出血は少ないし、毒を盛られたわけではないが……吐き気が止まらない。
これ……スキルの、副作用だ。
頭を酷使するスキルだと思ったが……体が、言うことを利かない。
立って、戦わなくちゃいけないのに、足に力が入らない。
握っていたはずの鬼形が手彼零れ落ちるが、体が完全に倒れないように支えるのに精いっぱいで、拾えない……!
『
「勝手な、ことをぉ……!」
頭痛が止まらないが、少しずつ、手足に力が入るようになった。
もう少し、もう少し時間が経てば……!
「
「っ!」
天使モドキが翼を広げ、僕に迫る。
まずい、まだ動けない……!
「きゅきゅう!!」
シャチホコが素早く、天使の輪を狙って攻撃を繰り出す。
だが、駄目だ……
「きゅ!?」
シャチホコの額から、物理無効スキルの光が消えた。
ああ、くそ……あのスキル、魔力も使うのか。
シャチホコ単体の魔力は多くなく、僕の普段あんまり使わない魔力を使っていたのだが……それが尽きた。
そんなシャチホコの攻撃は、天使モドキには通じない。
光の輪っかに体当たりが当たるようになったが、何にも反応を示さないのだ。
そしてシャチホコの攻撃は完全に脅威じゃないと判断したのか、光の輪を守りながら天使モドキは僕に接近する。
まずい、まずいまずいまずい……!
まだ動けない。
身体が不自由になったわけじゃない。ただ、頭が、脳が、体を動かすという信号を届かせられてない。
身体に力はまだ残っているのに、動けない。
『――
「あ……?」
この天使モドキ、何を言ってるんだ?
そう思った直後、僕の朦朧とする意識の中で、誰かが近づいて来る気配を感じた。
「お願い、力を貸して!!」
「きゅぷ!」「きゅぽ!」
猛烈に、嫌な予感がした。
だが、それが何なのかを確認するより先に、その事実が視界に入ってくる。
『はぁぁあああああああああああああああああああ!!』
黒と白の、左右で色の違う兎耳を生やした稲生が、天使モドキに向かって飛び蹴りを放つ。
「な、にぉ……逃げろ、馬鹿……!」
『どっちが馬鹿よ!! あんた何にもわかってない――デ、しょ!!』
稲生の表情が一瞬曇り、そしてまるで初めから知っていたかのように天使モドキの翼から放たれる鋼鉄の刃を回避して見せた。
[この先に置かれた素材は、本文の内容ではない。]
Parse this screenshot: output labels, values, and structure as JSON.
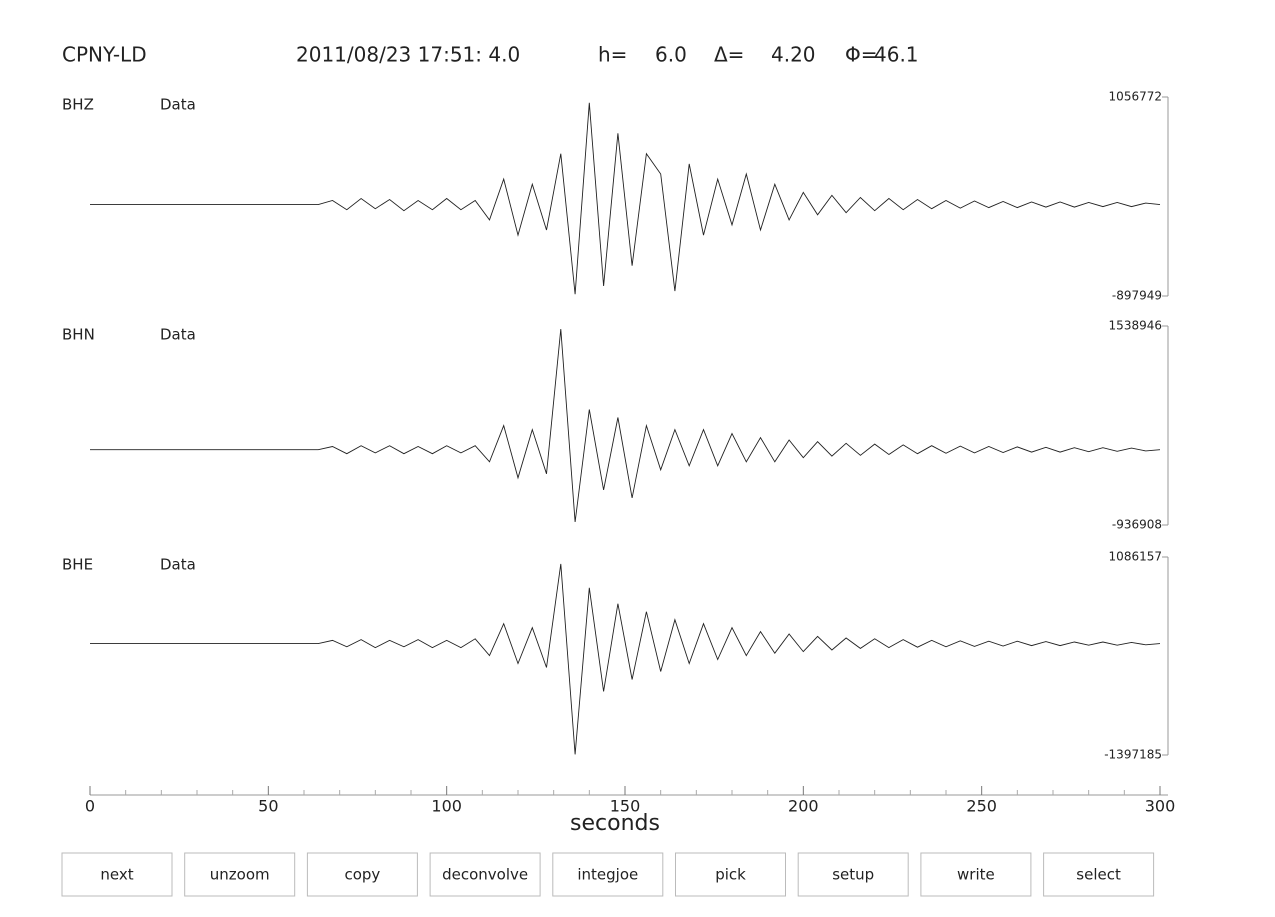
{
  "header": {
    "station": "CPNY-LD",
    "origin": "2011/08/23 17:51: 4.0",
    "depth_label": "h=",
    "depth": "6.0",
    "distance_label": "Δ=",
    "distance": "4.20",
    "azimuth_label": "Φ=",
    "azimuth": "46.1"
  },
  "chart_data": [
    {
      "type": "line",
      "title": "BHZ",
      "subtitle": "Data",
      "color": "#222222",
      "x": [
        0,
        64,
        68,
        72,
        76,
        80,
        84,
        88,
        92,
        96,
        100,
        104,
        108,
        112,
        116,
        120,
        124,
        128,
        132,
        136,
        140,
        144,
        148,
        152,
        156,
        160,
        164,
        168,
        172,
        176,
        180,
        184,
        188,
        192,
        196,
        200,
        204,
        208,
        212,
        216,
        220,
        224,
        228,
        232,
        236,
        240,
        244,
        248,
        252,
        256,
        260,
        264,
        268,
        272,
        276,
        280,
        284,
        288,
        292,
        296,
        300
      ],
      "values": [
        0,
        0,
        40000,
        -50000,
        60000,
        -40000,
        50000,
        -60000,
        40000,
        -50000,
        60000,
        -50000,
        40000,
        -150000,
        250000,
        -300000,
        200000,
        -250000,
        500000,
        -880000,
        1000000,
        -800000,
        700000,
        -600000,
        500000,
        300000,
        -850000,
        400000,
        -300000,
        250000,
        -200000,
        300000,
        -250000,
        200000,
        -150000,
        120000,
        -100000,
        90000,
        -80000,
        70000,
        -60000,
        60000,
        -50000,
        50000,
        -40000,
        40000,
        -35000,
        35000,
        -30000,
        30000,
        -30000,
        25000,
        -25000,
        25000,
        -25000,
        20000,
        -20000,
        20000,
        -20000,
        15000,
        0
      ],
      "ylim": [
        -897949,
        1056772
      ],
      "yticks": [
        -897949,
        1056772
      ]
    },
    {
      "type": "line",
      "title": "BHN",
      "subtitle": "Data",
      "color": "#222222",
      "x": [
        0,
        64,
        68,
        72,
        76,
        80,
        84,
        88,
        92,
        96,
        100,
        104,
        108,
        112,
        116,
        120,
        124,
        128,
        132,
        136,
        140,
        144,
        148,
        152,
        156,
        160,
        164,
        168,
        172,
        176,
        180,
        184,
        188,
        192,
        196,
        200,
        204,
        208,
        212,
        216,
        220,
        224,
        228,
        232,
        236,
        240,
        244,
        248,
        252,
        256,
        260,
        264,
        268,
        272,
        276,
        280,
        284,
        288,
        292,
        296,
        300
      ],
      "values": [
        0,
        0,
        40000,
        -50000,
        50000,
        -40000,
        50000,
        -50000,
        40000,
        -50000,
        50000,
        -40000,
        50000,
        -150000,
        300000,
        -350000,
        250000,
        -300000,
        1500000,
        -900000,
        500000,
        -500000,
        400000,
        -600000,
        300000,
        -250000,
        250000,
        -200000,
        250000,
        -200000,
        200000,
        -150000,
        150000,
        -150000,
        120000,
        -100000,
        100000,
        -80000,
        80000,
        -70000,
        70000,
        -60000,
        60000,
        -50000,
        50000,
        -45000,
        45000,
        -40000,
        40000,
        -35000,
        35000,
        -30000,
        30000,
        -30000,
        25000,
        -25000,
        25000,
        -20000,
        20000,
        -15000,
        0
      ],
      "ylim": [
        -936908,
        1538946
      ],
      "yticks": [
        -936908,
        1538946
      ]
    },
    {
      "type": "line",
      "title": "BHE",
      "subtitle": "Data",
      "color": "#222222",
      "x": [
        0,
        64,
        68,
        72,
        76,
        80,
        84,
        88,
        92,
        96,
        100,
        104,
        108,
        112,
        116,
        120,
        124,
        128,
        132,
        136,
        140,
        144,
        148,
        152,
        156,
        160,
        164,
        168,
        172,
        176,
        180,
        184,
        188,
        192,
        196,
        200,
        204,
        208,
        212,
        216,
        220,
        224,
        228,
        232,
        236,
        240,
        244,
        248,
        252,
        256,
        260,
        264,
        268,
        272,
        276,
        280,
        284,
        288,
        292,
        296,
        300
      ],
      "values": [
        0,
        0,
        40000,
        -40000,
        50000,
        -50000,
        40000,
        -40000,
        50000,
        -50000,
        40000,
        -50000,
        60000,
        -150000,
        250000,
        -250000,
        200000,
        -300000,
        1000000,
        -1390000,
        700000,
        -600000,
        500000,
        -450000,
        400000,
        -350000,
        300000,
        -250000,
        250000,
        -200000,
        200000,
        -150000,
        150000,
        -120000,
        120000,
        -100000,
        90000,
        -80000,
        70000,
        -60000,
        60000,
        -50000,
        50000,
        -45000,
        40000,
        -40000,
        35000,
        -35000,
        30000,
        -30000,
        30000,
        -25000,
        25000,
        -25000,
        20000,
        -20000,
        20000,
        -20000,
        15000,
        -15000,
        0
      ],
      "ylim": [
        -1397185,
        1086157
      ],
      "yticks": [
        -1397185,
        1086157
      ]
    }
  ],
  "x_axis": {
    "label": "seconds",
    "xlim": [
      0,
      300
    ],
    "xticks": [
      0,
      50,
      100,
      150,
      200,
      250,
      300
    ],
    "xminorticks": [
      10,
      20,
      30,
      40,
      60,
      70,
      80,
      90,
      110,
      120,
      130,
      140,
      160,
      170,
      180,
      190,
      210,
      220,
      230,
      240,
      260,
      270,
      280,
      290
    ]
  },
  "buttons": [
    "next",
    "unzoom",
    "copy",
    "deconvolve",
    "integjoe",
    "pick",
    "setup",
    "write",
    "select"
  ]
}
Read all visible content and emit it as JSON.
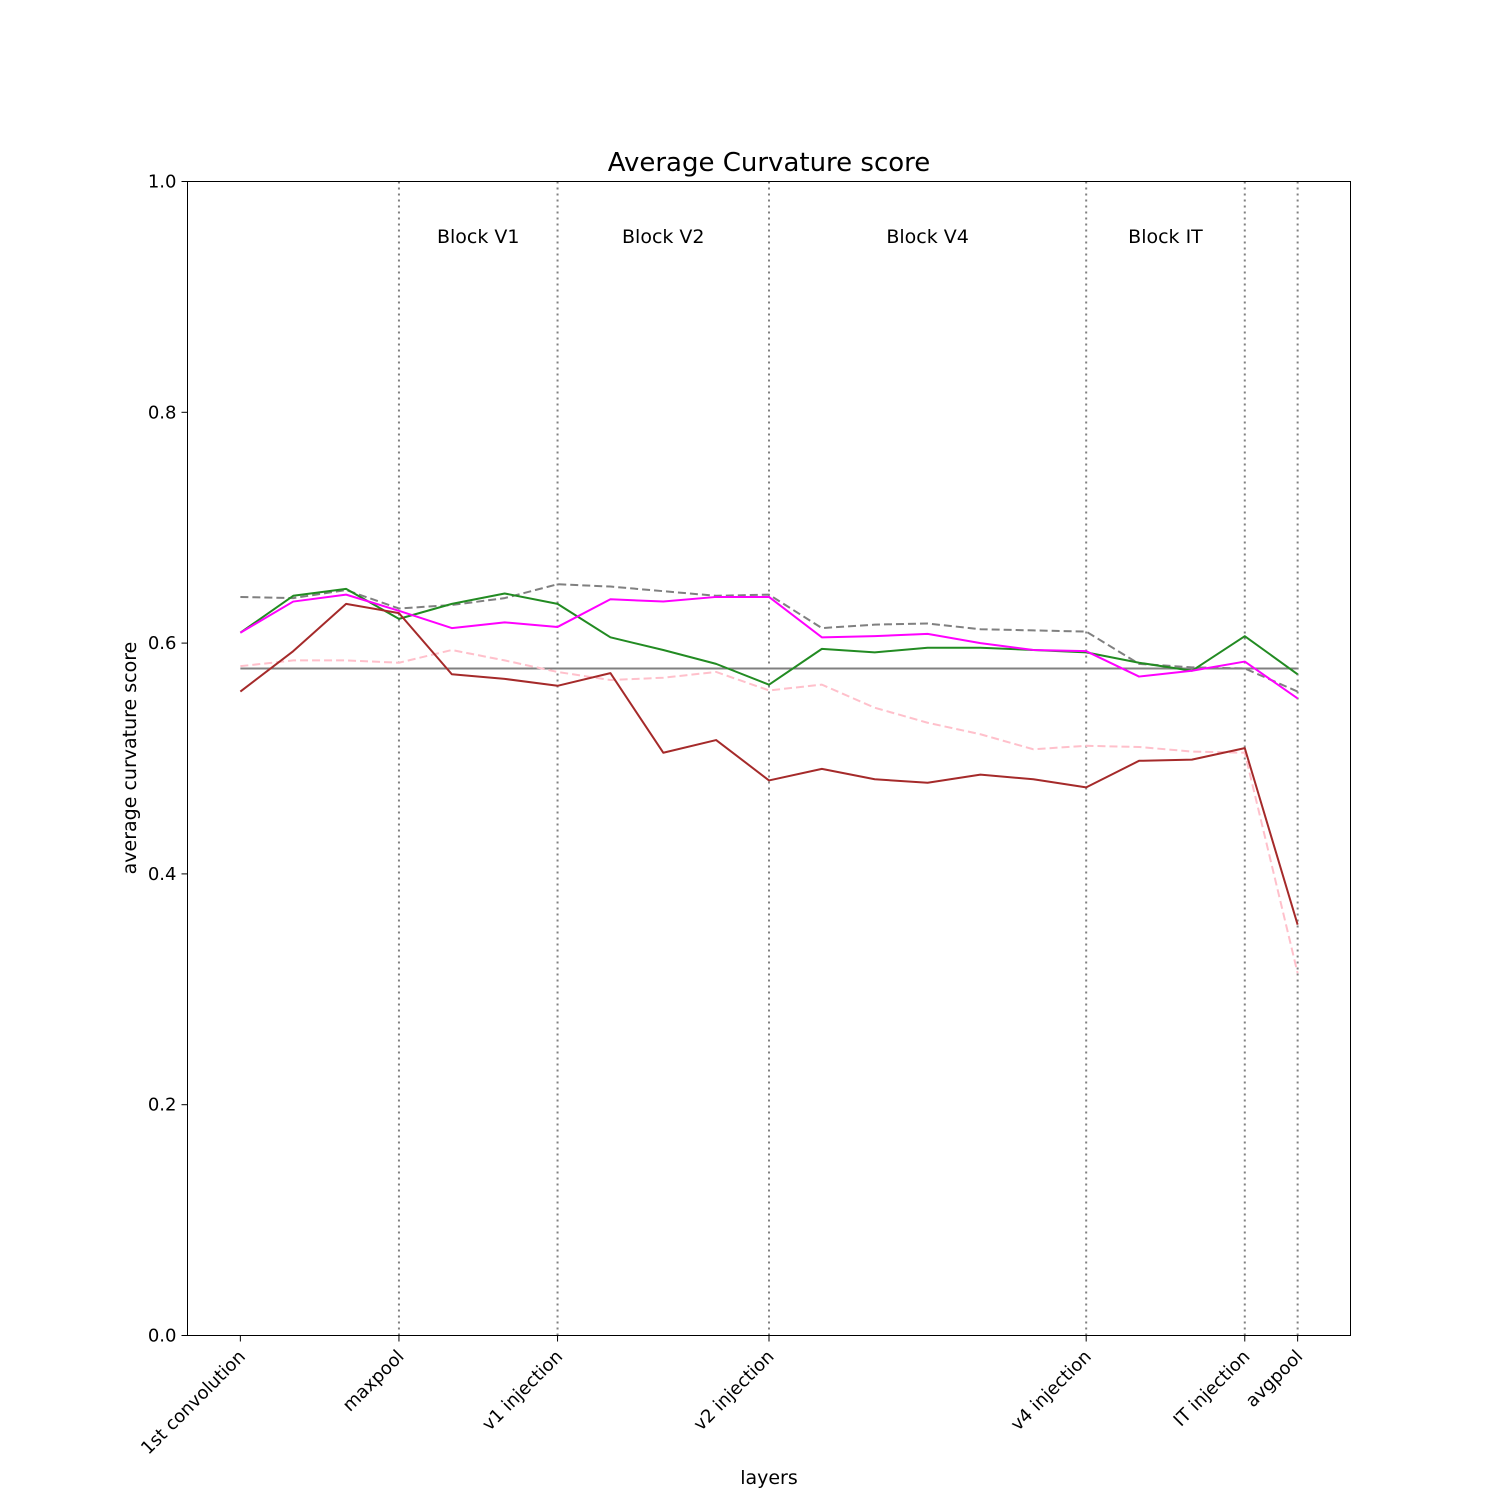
{
  "chart_data": {
    "type": "line",
    "title": "Average Curvature score",
    "xlabel": "layers",
    "ylabel": "average curvature score",
    "ylim": [
      0,
      1
    ],
    "yticks": [
      0.0,
      0.2,
      0.4,
      0.6,
      0.8,
      1.0
    ],
    "ytick_labels": [
      "0.0",
      "0.2",
      "0.4",
      "0.6",
      "0.8",
      "1.0"
    ],
    "xlim": [
      -1,
      21
    ],
    "xticks": [
      {
        "x": 0,
        "label": "1st convolution"
      },
      {
        "x": 3,
        "label": "maxpool"
      },
      {
        "x": 6,
        "label": "v1 injection"
      },
      {
        "x": 10,
        "label": "v2 injection"
      },
      {
        "x": 16,
        "label": "v4 injection"
      },
      {
        "x": 19,
        "label": "IT injection"
      },
      {
        "x": 20,
        "label": "avgpool"
      }
    ],
    "vlines": [
      3,
      6,
      10,
      16,
      19,
      20
    ],
    "blocks": [
      {
        "label": "Block V1",
        "x": 4.5
      },
      {
        "label": "Block V2",
        "x": 8
      },
      {
        "label": "Block V4",
        "x": 13
      },
      {
        "label": "Block IT",
        "x": 17.5
      }
    ],
    "hline": {
      "y": 0.578,
      "color": "#808080"
    },
    "grid": false,
    "legend": "none",
    "x": [
      0,
      1,
      2,
      3,
      4,
      5,
      6,
      7,
      8,
      9,
      10,
      11,
      12,
      13,
      14,
      15,
      16,
      17,
      18,
      19,
      20
    ],
    "series": [
      {
        "color": "#808080",
        "style": "dashed",
        "values": [
          0.64,
          0.639,
          0.646,
          0.63,
          0.633,
          0.639,
          0.651,
          0.649,
          0.645,
          0.641,
          0.642,
          0.613,
          0.616,
          0.617,
          0.612,
          0.611,
          0.61,
          0.582,
          0.579,
          0.578,
          0.558
        ]
      },
      {
        "color": "#228b22",
        "style": "solid",
        "values": [
          0.609,
          0.641,
          0.647,
          0.621,
          0.634,
          0.643,
          0.634,
          0.605,
          0.594,
          0.582,
          0.564,
          0.595,
          0.592,
          0.596,
          0.596,
          0.594,
          0.592,
          0.583,
          0.576,
          0.606,
          0.573
        ]
      },
      {
        "color": "#ff00ff",
        "style": "solid",
        "values": [
          0.609,
          0.636,
          0.642,
          0.628,
          0.613,
          0.618,
          0.614,
          0.638,
          0.636,
          0.64,
          0.64,
          0.605,
          0.606,
          0.608,
          0.6,
          0.594,
          0.593,
          0.571,
          0.576,
          0.584,
          0.552
        ]
      },
      {
        "color": "#ffc0cb",
        "style": "dashed",
        "values": [
          0.58,
          0.585,
          0.585,
          0.583,
          0.594,
          0.585,
          0.575,
          0.568,
          0.57,
          0.575,
          0.559,
          0.564,
          0.544,
          0.531,
          0.521,
          0.508,
          0.511,
          0.51,
          0.506,
          0.505,
          0.314
        ]
      },
      {
        "color": "#a52a2a",
        "style": "solid",
        "values": [
          0.558,
          0.593,
          0.634,
          0.626,
          0.573,
          0.569,
          0.563,
          0.574,
          0.505,
          0.516,
          0.481,
          0.491,
          0.482,
          0.479,
          0.486,
          0.482,
          0.475,
          0.498,
          0.499,
          0.509,
          0.356
        ]
      }
    ]
  }
}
間違いない、さっきまでの僕と同じスキルを使っている……!
『私がなんとかスる、から、逃ゲて!!』
そう叫ぶ稲生の眼から、血が流れる。
「やめ――っ!」
叫ぼうとしたが、その前に体が引っ張られる。
なんだと思ったが、体が浮いて、後方に転がされる。
咄嗟に鬼形を掴んで膂力を高め、踏ん張ろうとしたが、それでも耐え切れずに僕は床を転がっていく。
「おい、立てるか!」
「鬼龍院……!」
引っ張られる力が消えたかと思うと、息を切らした鬼龍院が傍にいた。
重力魔法で、引っ張ったのか?
「逃げるぞ!」
「待て、稲生が――」
「わかってるよそんなこと! だが、逃げる以外に今は最善策がねぇんだよ!!」
鬼龍院が血を吐くように叫ぶ。
――そんなこと、わかってる。
天使モドキを、僕たちは倒せない。
稲生は、少なく見積もっても十分はあの天使モドキを相手に戦えるだろが、それだけだ。
あの天使モドキの弱点である光の輪への攻撃は、ヴァイスとシュバルツの二匹と融合したところで容易ではなかった。
まして、稲生に攻撃手段があるわけじゃない。
「でも、このままじゃ稲生が――」
言葉の途中で、鬼龍院が僕の胸倉を掴む。
「お前を助けるために、犠牲になろうとしてんだよ!! あいつの覚悟、無駄にすんじゃねぇ!!!!」
間近で叫ばれたその言葉に、血の気がどんどんと引いていく。
犠牲になる。誰が?
――稲生が
犠牲になる。誰のために?
――僕のために
「なんとかできるなら、してみろよ! いつもみたいに、なんとかできるって言うのなら!!」
「そ、れは」
「ここにはお前だけだぞ! 榎並も三上も苅澤も、日暮だっていないぞ!!
それでもなんとかできるって言うならやって見せろよ!! なんとかして見せろよ今すぐ!!」
「僕は」
「仲間がいないと何にもできないって言うなら、だったら、俺の仲間の犠牲を無駄にしようとするな! 逃げろ!!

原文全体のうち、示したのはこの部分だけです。